Giulio Bacosi

Un esercito in pantofole ora la Svizzera addestra le reclute con un’app

“Soldato pantofolaio”.
E’ tra gli ossimori che non T’aspetti.
Parafrasando Tolstoj, la Guerra “è” Pace…

“Il formidabile esercito svizzero”, come lo scrittore americano John McPhee decantò in un libro uscito negli anni ‘80 le forze armate elvetiche di milizia, si è trasformato complice il coronavirus in un esercito in pantofole. Ieri si è appreso, infatti, che la metà dei 12 mila giovani che dal 18 gennaio inizieranno la scuola reclute, prima di venire inquadrati nei diversi reparti seguiranno le prime 3 settimane di addestramento da casa: tramite una app. Le altre 6 mila reclute, già destinate ai battaglioni sanitari, raggiungeranno, invece, i diversi ospedali del Paese per dare man forte a medici e infermieri impegnati sul fronte del Covid che, con la seconda ondata, ha messo in ginocchio la Confederazione.

Ed è stato proprio per evitare al minimo i contagi tra le truppe che lo stato maggiore generale dell’esercito ha tirato fuori dal cilindro l’idea di far effettuare, da remoto, parte dell’addestramento delle reclute non destinate a compiti sanitari. «L’arrivo dei soldati da divano », ha ironizzato, in un titolo, il quotidiano di Ginevra Le Temps , paragonando l’iniziativa a un “apero- zoom”, ovvero a uno di quegli eventi virtuali che, giocoforza, hanno preso piede durante le fasi più dure della pandemia. C’è comunque poco da scherzare se si considera che, da marzo a oggi, si contano a centinaia i soldati che durante i giorni di licenza si sono contagiati per poi trasmettere il virus ai commilitoni una volta rientrati in caserma. Ecco allora l’idea dei “soldati da divano” che, come ha spiegato il portavoce dell’esercito, Daniel Reist, dovrebbe evitare che 12 mila giovani affluiscano in un colpo solo nelle camerate, trasformando l’esercito in un lazzaretto. «Così facendo, quantomeno, dimezzeremo le quarantene», ha detto Reist. Il quale, una volta che la notizia ha iniziato a circolare, si è trovato a dover rispondere a centinaia di richieste di chiarimento, piovute sul suo telefono. Sempre la stessa domanda: «Come diavolo è possibile fare il soldato da casa propria?». O meglio essere arruolati in una “home army”, come qualcuno ha già ribattezzato l’esperimento.

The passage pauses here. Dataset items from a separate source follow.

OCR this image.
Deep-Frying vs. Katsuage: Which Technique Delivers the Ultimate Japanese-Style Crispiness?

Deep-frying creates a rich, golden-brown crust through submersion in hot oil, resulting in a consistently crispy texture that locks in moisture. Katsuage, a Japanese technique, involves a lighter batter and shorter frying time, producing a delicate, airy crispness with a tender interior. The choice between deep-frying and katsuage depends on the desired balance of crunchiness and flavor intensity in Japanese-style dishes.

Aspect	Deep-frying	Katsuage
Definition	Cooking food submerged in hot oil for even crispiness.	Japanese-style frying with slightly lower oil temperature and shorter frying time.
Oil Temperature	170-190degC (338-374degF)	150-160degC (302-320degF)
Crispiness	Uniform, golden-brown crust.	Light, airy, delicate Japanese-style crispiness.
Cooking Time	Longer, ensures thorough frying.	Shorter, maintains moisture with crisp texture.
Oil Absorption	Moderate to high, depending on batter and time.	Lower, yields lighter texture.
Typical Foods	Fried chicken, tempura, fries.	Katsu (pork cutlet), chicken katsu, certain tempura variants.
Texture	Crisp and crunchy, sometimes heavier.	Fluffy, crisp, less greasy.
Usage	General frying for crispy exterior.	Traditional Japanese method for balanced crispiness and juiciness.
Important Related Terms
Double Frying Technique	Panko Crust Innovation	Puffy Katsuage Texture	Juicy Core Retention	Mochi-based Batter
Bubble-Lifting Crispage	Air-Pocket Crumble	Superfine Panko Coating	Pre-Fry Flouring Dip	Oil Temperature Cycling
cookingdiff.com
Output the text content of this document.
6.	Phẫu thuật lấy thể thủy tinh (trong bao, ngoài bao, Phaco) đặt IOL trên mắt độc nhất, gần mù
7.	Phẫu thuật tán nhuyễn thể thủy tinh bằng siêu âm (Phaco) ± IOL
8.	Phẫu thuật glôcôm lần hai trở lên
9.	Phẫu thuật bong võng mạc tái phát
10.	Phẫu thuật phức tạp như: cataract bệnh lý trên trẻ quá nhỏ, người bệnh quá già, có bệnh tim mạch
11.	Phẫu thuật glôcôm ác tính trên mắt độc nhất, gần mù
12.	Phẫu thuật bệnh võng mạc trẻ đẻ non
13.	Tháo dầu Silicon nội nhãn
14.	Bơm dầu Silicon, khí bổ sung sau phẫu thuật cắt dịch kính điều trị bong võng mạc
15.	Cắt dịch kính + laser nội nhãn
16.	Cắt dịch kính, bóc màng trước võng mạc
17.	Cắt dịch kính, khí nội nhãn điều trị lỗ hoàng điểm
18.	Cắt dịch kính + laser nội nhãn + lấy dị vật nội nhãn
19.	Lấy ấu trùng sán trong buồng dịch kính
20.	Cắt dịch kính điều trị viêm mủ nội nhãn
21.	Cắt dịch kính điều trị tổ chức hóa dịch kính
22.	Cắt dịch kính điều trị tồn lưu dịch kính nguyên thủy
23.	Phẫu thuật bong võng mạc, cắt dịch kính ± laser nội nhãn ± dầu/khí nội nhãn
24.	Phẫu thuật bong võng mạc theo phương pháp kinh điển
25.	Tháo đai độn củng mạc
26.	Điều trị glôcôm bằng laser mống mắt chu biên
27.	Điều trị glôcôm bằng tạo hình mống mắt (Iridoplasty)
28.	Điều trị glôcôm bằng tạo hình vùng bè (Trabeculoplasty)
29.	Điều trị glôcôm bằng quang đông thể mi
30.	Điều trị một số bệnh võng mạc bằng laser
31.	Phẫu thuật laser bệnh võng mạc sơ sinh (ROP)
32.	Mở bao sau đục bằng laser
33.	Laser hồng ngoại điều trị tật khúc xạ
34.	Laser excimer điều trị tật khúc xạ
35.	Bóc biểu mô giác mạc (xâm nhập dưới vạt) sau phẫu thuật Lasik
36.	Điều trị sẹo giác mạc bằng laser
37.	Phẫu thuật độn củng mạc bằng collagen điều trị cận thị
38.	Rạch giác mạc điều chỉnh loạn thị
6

Daniel Reist la fa semplice. «Bastano un computer e una connessione internet e si riceve la chiave d’accesso a un software protetto», dichiara. La recluta della “home army” sara tenuta ad esercitarsi per 6 ore tutti i giorni, imparando in particolare a maneggiare, con perizia e sicurezza, il Fass 90, il fucile mitragliatore prodotto dalla Sig: l’arma in dotazione a tutti i militari elvetici che, volendo, lo possono conservare a casa anche dopo il congedo dall’esercito. Parliamo di un arnese con una cadenza di tiro di 700/900 colpi al minuto, i cui proiettili calibro 5,56 non lasciano scampo. Com’era inevitabile l’introduzione, sia pure per ragioni dettate dall’emergenza, della figura della “recluta domestica”, non ha raccolto l’uninanimità dei consensi. «Tre settimane a casa non hanno nulla a che vedere con tre settimane in caserma», è insorto Stefan Holenstein, presidente della Società svizzera degli ufficiali dell’esercito. «Il servizio militare — ha aggiunto — ha un carattere pratico e sociale che non può essere sostituito dall’e-learning». In realtà Il formidabile esercito svizzero che incantò John McPhee è da un pò che ha preso una piega pantofolaia. Nel 2015 si scoprì, ad esempio, che gli intercettori militari elvetici erano operativi solo negli orari d’ufficio, mentre di notte i cieli svizzeri erano privi di protezione. Solo da poco due FA-18 Hornet sono pronti a levarsi in volo a qualunque ora.